Tuesday, February 17, 2026

Precision Under Pressure: Managing Acute Hypertension in Full-Arch Implant Surgery

 As oral and maxillofacial surgeons, we thrive on the complexity of full-arch reconstructions. Whether we are placing zygomatic implants or performing a standard full-arch rehabilitation, these cases represent the pinnacle of our restorative-driven surgical skill. However, the physiological demands on the patient—and the surgical team—are equally high.

One of the most common intraoperative challenges we face is acute hypertension. A sudden spike in blood pressure can transform a controlled surgical field into a management crisis, significantly increasing the risk of hematoma, persistent bleeding, and cardiovascular stress.


The Reality of the "Red Line"

Clinical judgment often dictates when a procedure moves from "routine" to "risk-heavy." I recently managed a case where a patient’s blood pressure spiked to over 180/100 mmHg intraoperatively. This was accompanied by heavy, difficult-to-control bleeding—a direct consequence of the high systemic pressure.

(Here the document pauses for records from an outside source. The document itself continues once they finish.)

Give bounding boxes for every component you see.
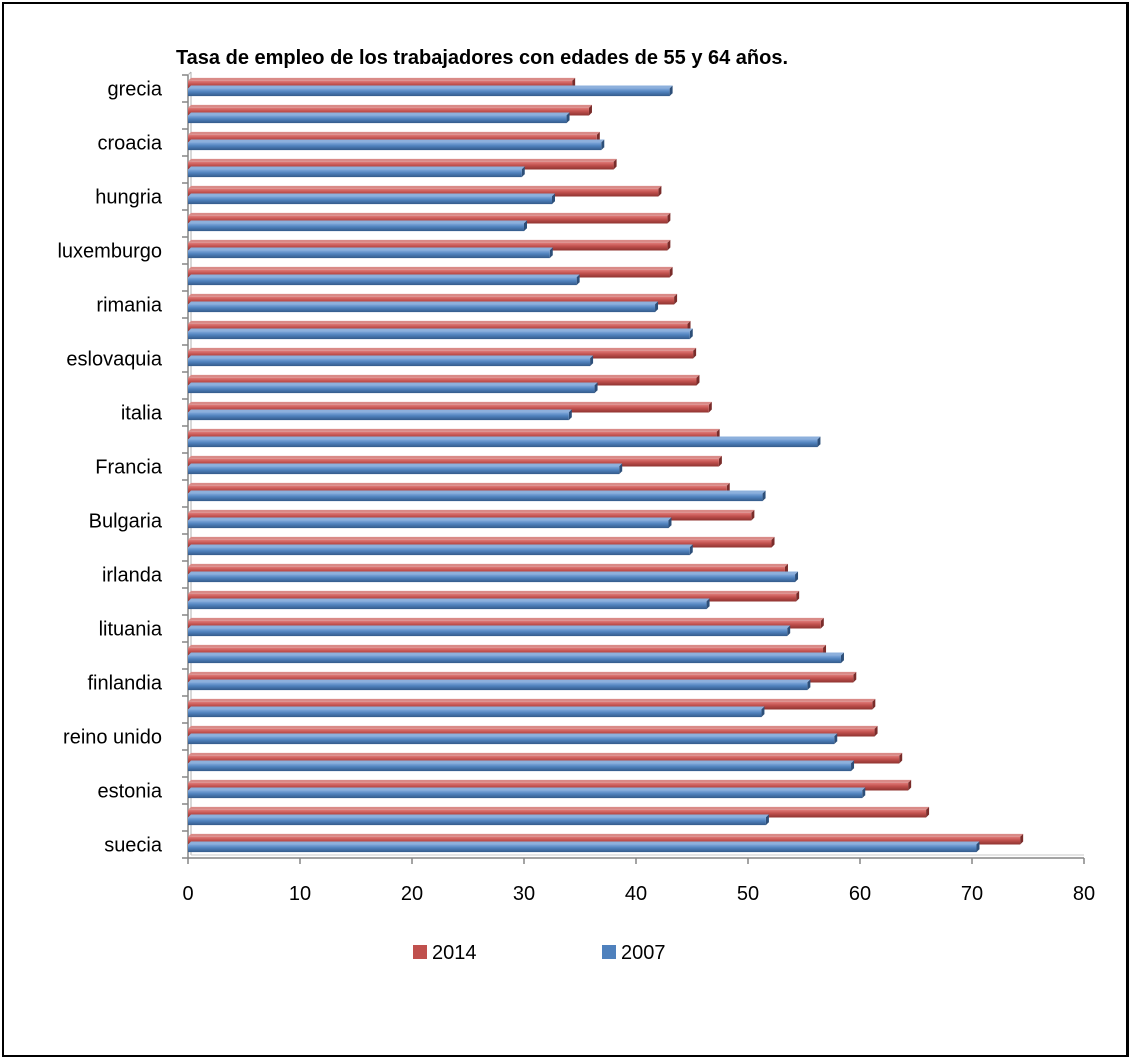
legend-label: 2014 — [432, 942, 477, 964]
bar-2007-17 — [188, 544, 693, 556]
bar-2014-27 — [188, 806, 930, 818]
bar-2007-5 — [188, 220, 527, 232]
bar-2007-21 — [188, 652, 844, 664]
bar-2014-12 — [188, 401, 712, 413]
bar-2007-12 — [188, 409, 572, 421]
bar-2014-22 — [188, 671, 857, 683]
legend-swatch — [602, 945, 616, 959]
legend: 2014 2007 — [413, 942, 666, 964]
bar-2007-4 — [188, 193, 555, 205]
bar-2007-8 — [188, 301, 659, 313]
bar-2007-7 — [188, 274, 580, 286]
bar-2014-8 — [188, 293, 678, 305]
category-label: grecia — [108, 79, 163, 101]
category-label: croacia — [98, 133, 163, 155]
bar-2014-11 — [188, 374, 700, 386]
legend-item-2014: 2014 — [413, 942, 477, 964]
bar-2007-1 — [188, 112, 570, 124]
x-tick-label: 10 — [289, 883, 311, 905]
bar-chart: Tasa de empleo de los trabajadores con e… — [57, 47, 1095, 964]
bar-2014-20 — [188, 617, 824, 629]
category-label: suecia — [104, 835, 163, 857]
bar-2014-16 — [188, 509, 755, 521]
x-tick-label: 80 — [1073, 883, 1095, 905]
bar-2014-24 — [188, 725, 878, 737]
bar-2007-20 — [188, 625, 791, 637]
x-tick-label: 60 — [849, 883, 871, 905]
bar-2007-11 — [188, 382, 598, 394]
bar-2007-22 — [188, 679, 811, 691]
bar-2014-7 — [188, 266, 673, 278]
category-label: lituania — [99, 619, 163, 641]
x-tick-label: 50 — [737, 883, 759, 905]
bar-2014-19 — [188, 590, 800, 602]
legend-item-2007: 2007 — [602, 942, 666, 964]
bar-2007-19 — [188, 598, 710, 610]
bar-2007-23 — [188, 706, 765, 718]
bars — [188, 77, 1024, 853]
bar-2007-3 — [188, 166, 525, 178]
bar-2014-6 — [188, 239, 671, 251]
category-label: irlanda — [102, 565, 163, 587]
bar-2007-0 — [188, 85, 673, 97]
category-label: finlandia — [87, 673, 162, 695]
bar-2014-5 — [188, 212, 671, 224]
bar-2014-4 — [188, 185, 662, 197]
category-labels: grecia croacia hungria luxemburgo rimania esl… — [57, 79, 162, 857]
x-tick-label: 70 — [961, 883, 983, 905]
legend-label: 2007 — [621, 942, 666, 964]
bar-2007-26 — [188, 787, 866, 799]
bar-2014-26 — [188, 779, 912, 791]
bar-2014-18 — [188, 563, 788, 575]
category-label: estonia — [98, 781, 163, 803]
bar-2014-1 — [188, 104, 592, 116]
category-label: rimania — [96, 295, 162, 317]
x-tick-label: 40 — [625, 883, 647, 905]
bar-2007-25 — [188, 760, 855, 772]
category-label: reino unido — [63, 727, 162, 749]
bar-2007-15 — [188, 490, 766, 502]
bar-2007-24 — [188, 733, 838, 745]
category-label: luxemburgo — [57, 241, 162, 263]
bar-2014-14 — [188, 455, 722, 467]
bar-2014-17 — [188, 536, 775, 548]
bar-2007-28 — [188, 841, 980, 853]
bar-2007-18 — [188, 571, 799, 583]
bar-2007-2 — [188, 139, 605, 151]
bar-2007-13 — [188, 436, 821, 448]
category-label: hungria — [95, 187, 163, 209]
chart-title: Tasa de empleo de los trabajadores con e… — [176, 47, 788, 69]
bar-2014-23 — [188, 698, 876, 710]
x-tick-labels: 0 10 20 30 40 50 60 70 80 — [182, 883, 1095, 905]
y-axis-wall-top — [187, 71, 192, 76]
bar-2014-3 — [188, 158, 617, 170]
bar-2014-10 — [188, 347, 697, 359]
legend-swatch — [413, 945, 427, 959]
bar-2007-14 — [188, 463, 623, 475]
bar-2007-9 — [188, 328, 693, 340]
category-label: Francia — [95, 457, 163, 479]
bar-2014-28 — [188, 833, 1024, 845]
x-tick-label: 20 — [401, 883, 423, 905]
category-label: italia — [121, 403, 163, 425]
bar-2007-16 — [188, 517, 672, 529]
category-label: eslovaquia — [66, 349, 163, 371]
category-label: Bulgaria — [89, 511, 163, 533]
bar-2007-10 — [188, 355, 594, 367]
bar-2014-25 — [188, 752, 903, 764]
bar-2007-6 — [188, 247, 553, 259]
bar-2007-27 — [188, 814, 769, 826]
x-tick-label: 30 — [513, 883, 535, 905]
x-tick-label: 0 — [182, 883, 193, 905]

In this scenario, the priority shifted from completing the arch to ensuring patient safety. My management protocol included:

  1. Pharmacological Control: Administered Labetalol to initiate a controlled reduction of the MAP (Mean Arterial Pressure).

  2. Site Stabilization: Placed healing abutments to stabilize the surgical sites and facilitate closure.

  3. The Decision to Abort: I made the call to stop the procedure.

The patient was subsequently managed by their primary care physician (PMD) to optimize their hypertensive regimen. By prioritizing medical stability, we were able to reschedule and successfully complete the procedure later under much safer conditions.

1. The "Pause and Assess" Protocol

Before reaching for the emergency kit, address the most likely physiological triggers:

  • Pain & Sympathetic Surge: Is the patient truly numb? A "top-off" of local anesthetic or a greater palatine nerve block can often resolve a spike caused by surgical stimulus.

  • Sedation Depth: If utilizing IV sedation, an acute BP rise often signals the patient is entering a lighter plane. Titrating your sedative (e.g., Midazolam or Propofol) can blunt the sympathetic response.

  • Cuff Artifact: Verify equipment. Ensure the cuff is sized correctly and positioned at heart level to avoid a "false high."

2. Pharmacological Intervention

When the BP remains elevated despite adequate anesthesia and sedation, a targeted approach is necessary:

  • Labetalol: 10–20 mg IV slow push. The "gold standard" for steady reduction via $\alpha$ and $\beta$ blockade.

  • Esmolol: 10–50 mg bolus. Ultra-short acting, ideal for brief spikes during high-stimulus maneuvers.

  • Hydralazine: 5–10 mg IV. Effective direct vasodilator, though one must watch for reflex tachycardia.

3. When to Pivot: Aborting for Safety

The decision to stop is a sign of clinical maturity, not a failure of technique. If a patient’s blood pressure is refractory or if you encounter heavy, non-anatomical bleeding, the goal is to stabilize, protect the sites, and collaborate with the patient's medical team. A "staged" approach is always preferable to a surgical complication.


Closing Thoughts

Full-arch surgery is as much about managing the patient’s physiology as it is about the "metal and bone." Having a clear, rehearsed protocol for hypertensive episodes—and the willingness to pause when the "red line" is crossed—ensures that we keep our patients safe and our surgical outcomes predictable.

Fellow surgeons: Have you ever had to abort a case due to hypertensive bleeding? How do you manage the conversation with the patient afterward? Let’s discuss in the comments.


References

  • AAOMS Parameters of Care: Clinical guidelines recommending the deferral of elective surgical procedures when blood pressure is $\ge$ 180/110 mmHg.

  • Little and Falace’s Dental Management of the Medically Compromised Patient: Established protocol for deferring elective care at the 180/110 threshold to mitigate risk of intraoperative bleeding and stroke.

  • AHA/ACC Perioperative Guidelines (2024): Framework for managing cardiovascular risk in non-cardiac surgery, emphasizing the importance of blood pressure optimization in elective settings.

  • Journal of Oral and Maxillofacial Surgery (JOMS): Studies correlating intraoperative hypertensive spikes with increased surgical site complications and impaired hemostasis.